A village thrived on prying. Privacy was an illusion protected by silence.

Rutledge turned the car once more and went back the way he’d come.

The answer to his question seemed to be that they had no information to give, the residents of Osterley. Or they had closed ranks around the murderer of the priest.

“But that’s no’ likely,” Hamish pointed out.

“Or does it explain why the Bishop called in Scotland Yard?”

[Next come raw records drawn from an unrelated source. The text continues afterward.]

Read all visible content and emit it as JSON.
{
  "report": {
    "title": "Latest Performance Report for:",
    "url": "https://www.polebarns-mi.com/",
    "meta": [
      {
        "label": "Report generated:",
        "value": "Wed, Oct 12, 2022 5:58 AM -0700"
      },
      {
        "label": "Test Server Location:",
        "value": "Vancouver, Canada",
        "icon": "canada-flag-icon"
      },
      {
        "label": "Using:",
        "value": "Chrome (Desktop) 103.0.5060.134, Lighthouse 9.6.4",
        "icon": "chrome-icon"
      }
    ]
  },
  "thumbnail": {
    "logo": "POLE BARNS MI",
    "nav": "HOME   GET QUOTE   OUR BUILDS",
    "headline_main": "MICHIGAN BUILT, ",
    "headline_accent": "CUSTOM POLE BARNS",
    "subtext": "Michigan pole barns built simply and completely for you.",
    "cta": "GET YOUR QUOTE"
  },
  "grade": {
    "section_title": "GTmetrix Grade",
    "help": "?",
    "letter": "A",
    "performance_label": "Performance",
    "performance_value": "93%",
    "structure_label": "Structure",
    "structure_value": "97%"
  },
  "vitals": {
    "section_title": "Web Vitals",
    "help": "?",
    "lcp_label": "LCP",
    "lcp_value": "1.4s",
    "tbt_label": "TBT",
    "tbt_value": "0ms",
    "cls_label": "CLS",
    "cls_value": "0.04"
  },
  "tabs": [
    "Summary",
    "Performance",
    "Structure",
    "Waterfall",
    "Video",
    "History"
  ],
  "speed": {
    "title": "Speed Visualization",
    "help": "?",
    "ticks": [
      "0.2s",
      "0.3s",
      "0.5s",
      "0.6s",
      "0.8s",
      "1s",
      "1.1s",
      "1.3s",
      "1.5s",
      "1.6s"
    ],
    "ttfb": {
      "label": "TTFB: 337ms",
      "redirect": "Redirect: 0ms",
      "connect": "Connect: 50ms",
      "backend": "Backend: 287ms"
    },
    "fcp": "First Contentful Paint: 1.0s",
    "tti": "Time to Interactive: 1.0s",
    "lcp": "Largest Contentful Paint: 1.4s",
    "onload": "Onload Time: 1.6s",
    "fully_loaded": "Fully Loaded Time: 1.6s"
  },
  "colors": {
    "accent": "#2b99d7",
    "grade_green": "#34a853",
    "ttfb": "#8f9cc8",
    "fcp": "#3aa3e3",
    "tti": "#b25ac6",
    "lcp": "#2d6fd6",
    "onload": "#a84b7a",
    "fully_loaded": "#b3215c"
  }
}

Reaching Old Point Road again, Rutledge turned in. The second church was smaller than Holy Trinity, its steeple a slim finger pointing into the gray sky. Built of flint and weathered by the sea winds, it offered a plain face to the world, but seemed to be timeless, after a fashion. A survivor. A black board with gold letters informed him that this was indeed St. Anne’s Roman Catholic Church. The churchyard lay behind it, a low stone wall enclosing the gravestones that over time were slowly encroaching on the building. Another hundred years, Rutledge thought, and the stones would reach the apse.